Cellule linfoidi negativo. La reazione dei monociti è negativa o leggermente positiva.
Il significato pratico della reazione al perossido. Differenziazione del tipo citologico: negativo nei linfoblasti, mentre nei mieloblasti l'attività di enzimi di diversa intensità. I corpi di Auer sono perossido-dazo positivi. Il significato del metodo è limitato: una reazione positiva è un'informazione preziosa, mentre una negativa non è convincente; il risultato dovrebbe essere confrontato con altri studi citochimici.

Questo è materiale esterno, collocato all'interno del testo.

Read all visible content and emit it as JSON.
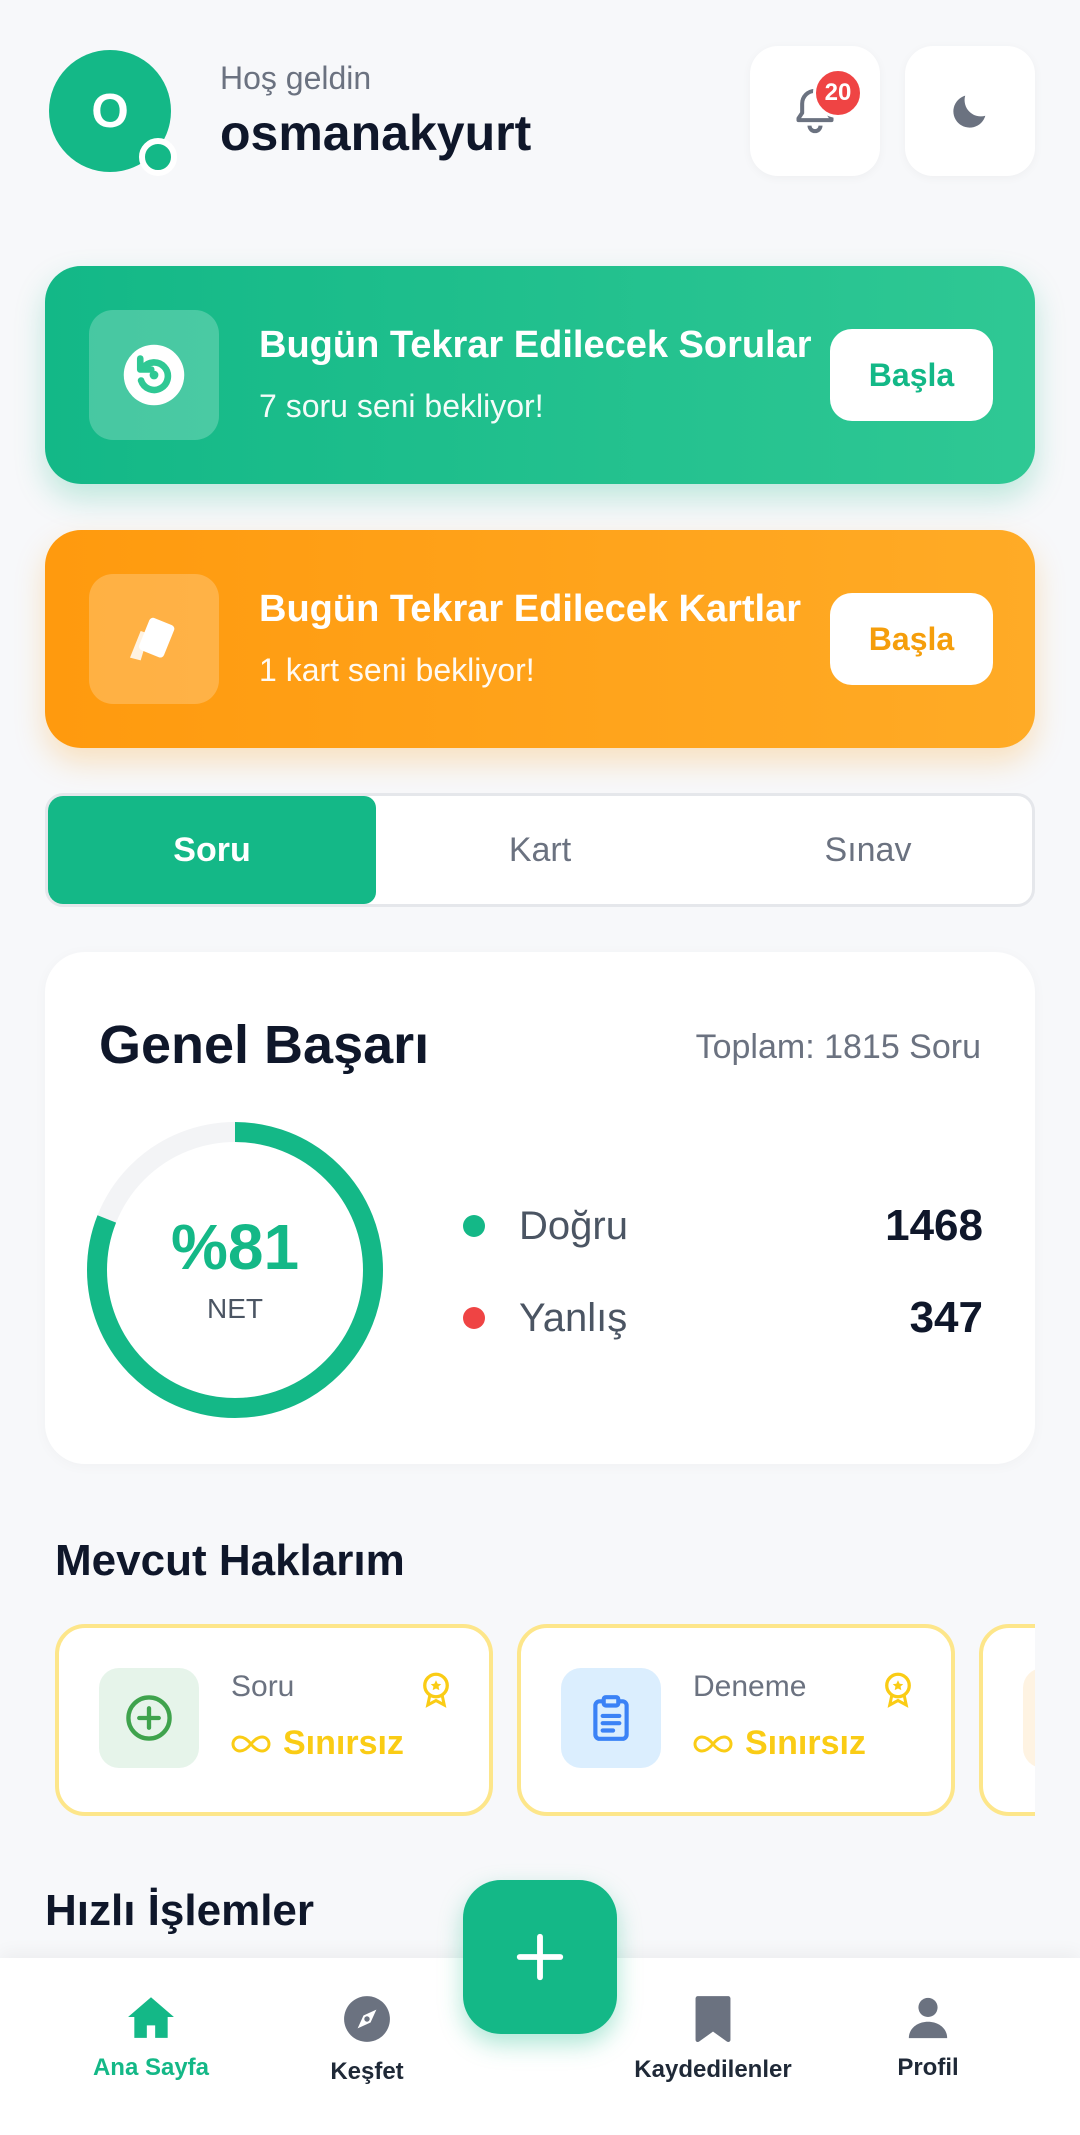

Con alcune infezioni gravi, croniche mieloproliferazioni, così come nel processo di alcuni spostamenti mielodisplastici (stato pre-leucemico), si notano zone parzialmente o completamente negative perossidasi nei granulociti neutrofili maturi. Questi cambiamenti, insieme al comportamento simile della perossidasi, sono preziosi per la diagnosi precoce dello stato pre-leucemico.
2 ml del filtrato, 5 gocce di una soluzione alcolica allo 0,2% di benzidina e 2 gocce di una soluzione all'1% di perossido di idrogeno vengono versati in una provetta.
L'estratto dalla carne fresca di animali sani acquista un colore verde-blu, che diventa marrone dopo pochi minuti. Negli estratti dalla carne di animali malati, oberati di lavoro e morti in agonia, il colore non cambia, ma a volte appare un colore verde-blu, con un lungo ritardo e si trasforma rapidamente in marrone.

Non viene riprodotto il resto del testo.